Tech-savvy Ugandans boosting earnings by embracing Bitcoin
In a sleek new high-rise in Uganda’s capital, an enthusiastic lecturer described his financial success with the cryptocurrency bitcoin while his earnings were projected on a screen.
“What I have earned in oneand-a-half years from bitcoin is more than I earned in ten years as a teacher,” Richard M. Bagorogo told his audience. “I am living on bitcoin because getting a job in this country is not easy.”
Some tech-savvy Africans are embracing bitcoin, the most popular virtual currency, despite the warnings of a few governments, seeing the volatility in its value a better risk than the usual hustle amid the continent’s high unemployment.

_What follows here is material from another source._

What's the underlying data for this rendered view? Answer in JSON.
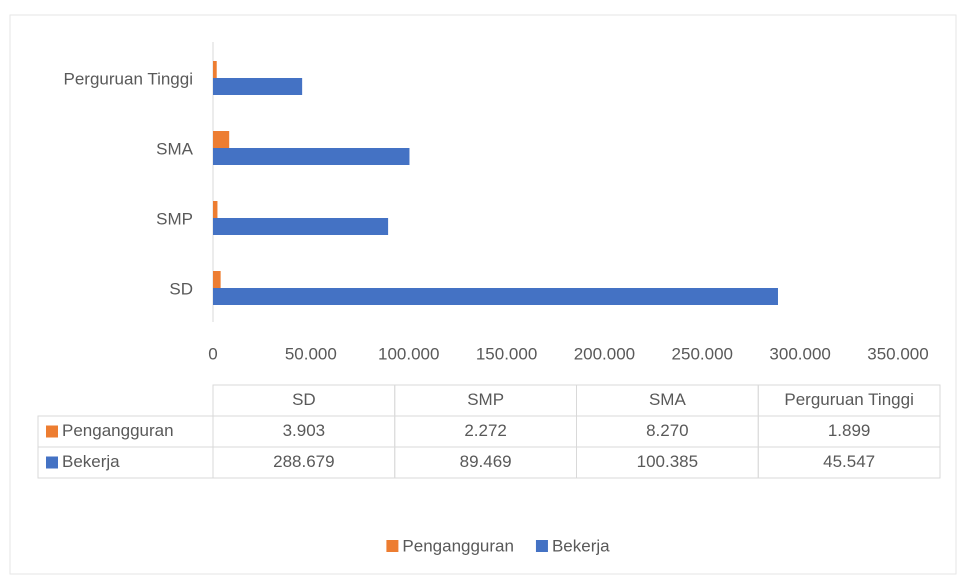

Many bitcoin adoptees are professionals aiming to supplement their salaries, but others are jobless millennials hoping to make a living by trading the cryptocurrency, which isn’t tied to any bank or government and, like cash, allows users to spend and receive money anonymously or mostly so.
In Kampala, Uganda’s capital, and elsewhere a small community turns up at events where stars like Bagorogo preach what they call “the gospel of bitcoin.”
On a recent morning Bagorogo explained how he once could not afford to enroll his children in the international school where he taught. Now, he said, his lifestyle has changed: a recent holiday in Dubai and more than enough money to help out his father.
It didn’t always go smoothly, as many in Africa have little idea what bitcoin is.
“When I tried to bring my cousins on board, they called my father in the village and said, `Your son has gone mad,”’ Bagorogo recalled. “For me, I was fascinated by the mathematics behind blockchain technology. But the local man is interested in money, not the mathematics, so I normally sit with them and show them how I get and withdraw my money. Once they see how easy it is, they also want bitcoin.”
Bitcoin and other cryptocurrencies rely on blockchain, or the public, distributed ledgers that track the coins’ ownership. The bitcoin ledger is powered by “miners,” socalled because they throw computational power into the system to discover and verify cryptocurrency units, occasionally receiving – or “mining” – new bitcoins in return.
Bagorogo encourages people to invest in one of over two dozen global mining pools.
For many who can’t afford to buy and hoard large amounts, the potential returns, including dividends, can seem promising. Such facilities, however, have faced doubts about whether they are genuine and some countries have warned of money laundering and the threat to government-backed currencies.